Budgen was clearly emboldened in his task by a cheerful ignorance of the hit-and-miss nature of his own gift for painting. An atmospheric portrait of Joyce on the flyleaf admirably captures the man's wiry, pent-up energy enthusiasm which often escapes later photographs, and his rendering of The Lotus Eaters is gentle and calm, while later plates include tortuously literal transcriptions of the symbology of Proteus and The Oxen of the Sun onto canvas, and what looks like Leopold Bloom wanking on the head of a bat in the vague direction of a distant Folies-Bergère filly. But all this is presented with the rather straightforward confidence that characterizes the rest of the book: Budgen doesn't comment on his own painting, and talks of himself only in the context of being in Joyce's wartime city, and to flesh out the city. In a sense his willing ignorance of himself makes him a factual everyman much like Bloom in fiction, and he becomes an excellent cipher for the tale of Joyce's wrestling with both books.

Indeed, although Budgen does not make it explicit, it seems like Joyce was trying out a number of his literary and artistic theories on him: whereas Joyce admits himself to be no critic---he can't let himself make such objective judgments in his own pursuit of his art qua subject---Budgen freely expresses his own taste, intentions and ideas all mixed together. Joyce and Budgen talk a good deal, none of it reflecting wonderfully on Budgen (and therefore probably true) but all of it enlightening about Joyce's opinions and motivations, both retrospectively behind Ulysses and also behind the ongoing Work in Progress that would become his last, great book.
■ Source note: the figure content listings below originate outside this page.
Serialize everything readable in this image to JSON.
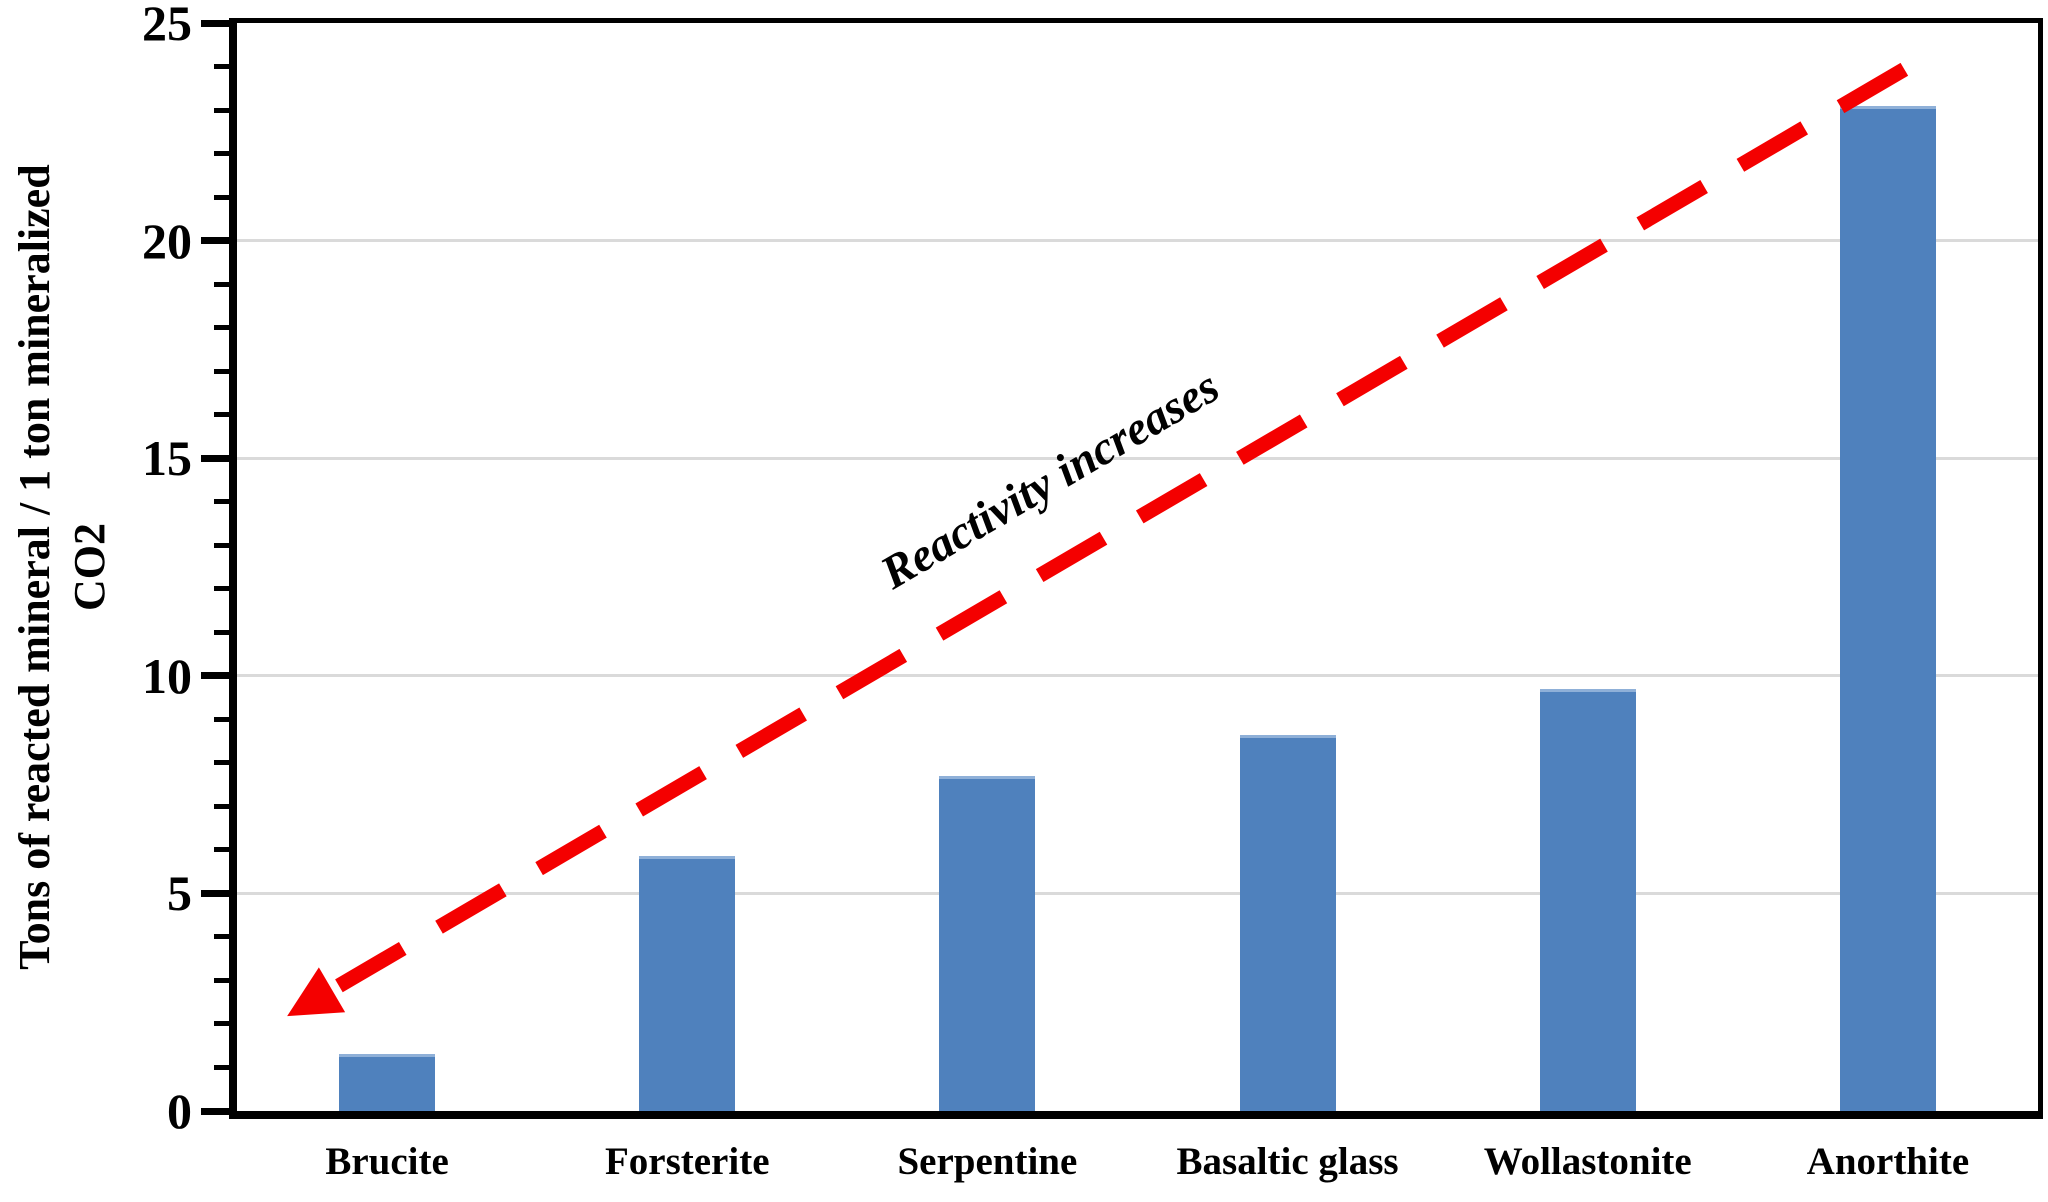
{
  "chart_data": {
    "type": "bar",
    "title": "",
    "categories": [
      "Brucite",
      "Forsterite",
      "Serpentine",
      "Basaltic glass",
      "Wollastonite",
      "Anorthite"
    ],
    "values": [
      1.3,
      5.85,
      7.7,
      8.65,
      9.7,
      23.1
    ],
    "xlabel": "",
    "ylabel": "Tons of reacted mineral / 1 ton mineralized CO2",
    "ylabel_lines": [
      "Tons of reacted mineral / 1 ton mineralized",
      "CO2"
    ],
    "ylim": [
      0,
      25
    ],
    "yticks": [
      0,
      5,
      10,
      15,
      20,
      25
    ],
    "ytick_major_step": 5,
    "ytick_minor_step": 1,
    "grid": "horizontal-major-only",
    "legend_position": "none",
    "bar_color": "#4f81bd",
    "bar_top_edge_color": "#8fb0d8",
    "gridline_color": "#dadada",
    "axis_color": "#000000",
    "annotation": {
      "text": "Reactivity increases",
      "color": "#000000",
      "angle_deg": -30.5,
      "x_center_cat": 2.71,
      "y_center_val": 14.5
    },
    "arrow": {
      "color": "#f40000",
      "style": "dashed",
      "points_toward": "lower-left",
      "tip_x_cat": 0.167,
      "tip_y_val": 2.18,
      "end_x_cat": 5.62,
      "end_y_val": 24.2
    }
  }
}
Every few chapters Budgen unburdens himself of chapters of Joyce as if he has taken a purgative, and the effect is to prevent in turn the flow of the genial narrative that his more literal recollections comprise. No doubt he has a number of important points about the groundbreaking nature of Joyce's work to illuminate, but one does wish he might let the man speak for himself, given he clearly did so on many occasions. Still, he quickly picks up the thread again of his meetings with Joyce, and Zürich is described with understated, unaffected affection. The wartime antics of Budgen and the British in Switzerland are an amusing sideline to what, quietly and unassumingly, begins with an accurate picture of Joyce and eventually becomes a much more revealing, verbal portrait.